Chairperson Faisal Suliman says it’s too late for Muslims to apply for permits for the right to slaughter where none was required previously, because of logistical issues.

Suliman said their offices have been inundated with calls by concerned community members after the municipality issued a notice about the possible selective enforcement of legislation of the Red Meat Regulations 2004, Section 128(2)(a), which “surprisingly” singled out and targeted the Muslim community.

“Our community abides by 1440-year-old Islamic regulations regarding the humane treatment of animals and slaughtering in an orderly, hygienic and humane manner and in a way that does not endanger public health,” he said.

They had also been working with the SPCA for years to ensure that humane practices in the interest of the animals and community health were practiced, Suliman said.

“Our community is concerned with the selective nature and application of this legislation targeting Muslims. Many in our community feel that the Muslim community is seen as a soft and passive target and therefore singled out,” said Suliman.

He said they were concerned that the municipality had not engaged community organizations and religious bodies about the by-laws.

“There is concern that on the day of Eid municipal bureaucrats, who neither understand our religious practices, nor the correct application of these by-laws, may want to rigidly enforce selective by-laws, and this will lead to both the spoiling of what is a religious festival and a joyous day for Muslims as well as tensions with the police and the municipality,” Suliman said.
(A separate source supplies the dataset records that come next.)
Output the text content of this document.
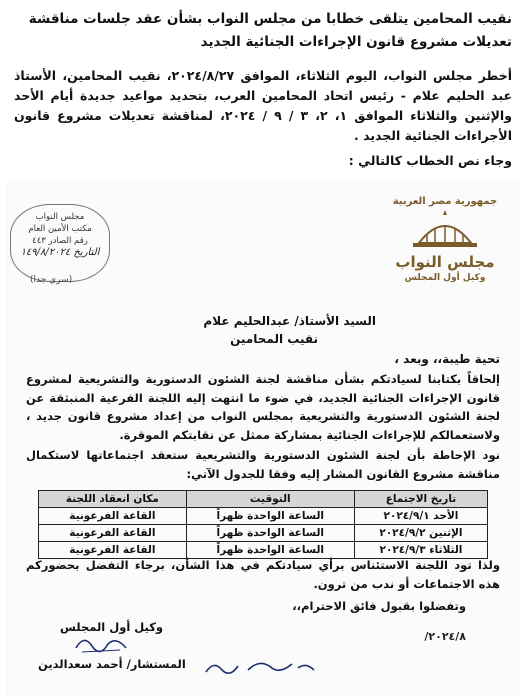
نقيب المحامين يتلقى خطابا من مجلس النواب بشأن عقد جلسات مناقشة تعديلات مشروع قانون الإجراءات الجنائية الجديد
أخطر مجلس النواب، اليوم الثلاثاء، الموافق ٢٠٢٤/٨/٢٧، نقيب المحامين، الأستاذ عبد الحليم علام - رئيس اتحاد المحامين العرب، بتحديد مواعيد جديدة أيام الأحد والإثنين والثلاثاء الموافق ١، ٢، ٣ / ٩ / ٢٠٢٤، لمناقشة تعديلات مشروع قانون الأجراءات الجنائية الجديد .
وجاء نص الخطاب كالتالي :
جمهورية مصر العربية
مجلس النواب
وكيل أول المجلس
مجلس النواب
مكتب الأمين العام
رقم الصادر ٤٤٣
التاريخ ١٤٩/٨/٢٠٢٤
(سري جدا)
السيد الأستاذ/ عبدالحليم علام
نقيب المحامين
تحية طيبة،، وبعد ،
إلحاقاً بكتابنا لسيادتكم بشأن مناقشة لجنة الشئون الدستورية والتشريعية لمشروع قانون الإجراءات الجنائية الجديد، في ضوء ما انتهت إليه اللجنة الفرعية المنبثقة عن لجنة الشئون الدستورية والتشريعية بمجلس النواب من إعداد مشروع قانون جديد ، ولاستعمالكم للإجراءات الجنائية بمشاركة ممثل عن نقابتكم الموقرة.
نود الإحاطة بأن لجنة الشئون الدستورية والتشريعية ستعقد اجتماعاتها لاستكمال مناقشة مشروع القانون المشار إليه وفقا للجدول الآتي:
تاريخ الاجتماع	التوقيت	مكان انعقاد اللجنة
الأحد ٢٠٢٤/٩/١	الساعة الواحدة ظهراً	القاعة الفرعونية
الإثنين ٢٠٢٤/٩/٢	الساعة الواحدة ظهراً	القاعة الفرعونية
الثلاثاء ٢٠٢٤/٩/٣	الساعة الواحدة ظهراً	القاعة الفرعونية
ولذا تود اللجنة الاستئناس برأي سيادتكم في هذا الشأن، برجاء التفضل بحضوركم هذه الاجتماعات أو ندب من ترون.
وتفضلوا بقبول فائق الاحترام،،
وكيل أول المجلس
المستشار/ أحمد سعدالدين
٢٠٢٤/٨/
He called on the municipality to ensure that the Muslim community be left to self-regulate Eid practices this year, and that stakeholder meetings be arranged afterward to address the issue in future.
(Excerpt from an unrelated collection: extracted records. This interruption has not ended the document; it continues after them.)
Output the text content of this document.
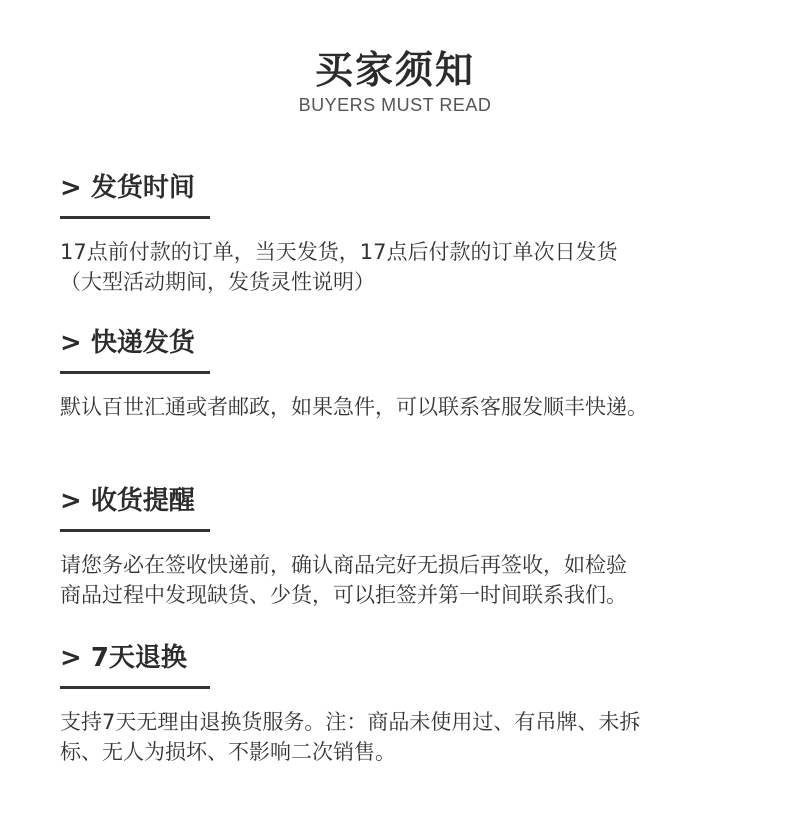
买家须知
BUYERS MUST READ
> 发货时间
17点前付款的订单，当天发货，17点后付款的订单次日发货
（大型活动期间，发货灵性说明）
> 快递发货
默认百世汇通或者邮政，如果急件，可以联系客服发顺丰快递。
> 收货提醒
请您务必在签收快递前，确认商品完好无损后再签收，如检验
商品过程中发现缺货、少货，可以拒签并第一时间联系我们。
> 7天退换
支持7天无理由退换货服务。注：商品未使用过、有吊牌、未拆
标、无人为损坏、不影响二次销售。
During Eid al-Adha Muslims who can afford it slaughter cattle and share it with the poor.

Last month the municipality said that it recognized and respected communities’ traditional, cultural and religious beliefs and did not prohibit activities aligned to such beliefs.

However, it said that it was required to give effect to national legislation which stated that written permission must be obtained from the local authority of the area where such a slaughtering would take place.

It said these regulations were not new and that the applicable public health by-law regulated issues relating to the keeping of animals, place of slaughter, permit for the keeping of animals, management of animal waste, fly breeding, and any other public health issues that may occur.

“Officials of the municipality are aware that certain circumstances may lead to applicants not being able to meet the 7-day application period (eg funerals). In such situations, officials will deal with those applications on their own merit,” it said in a statement.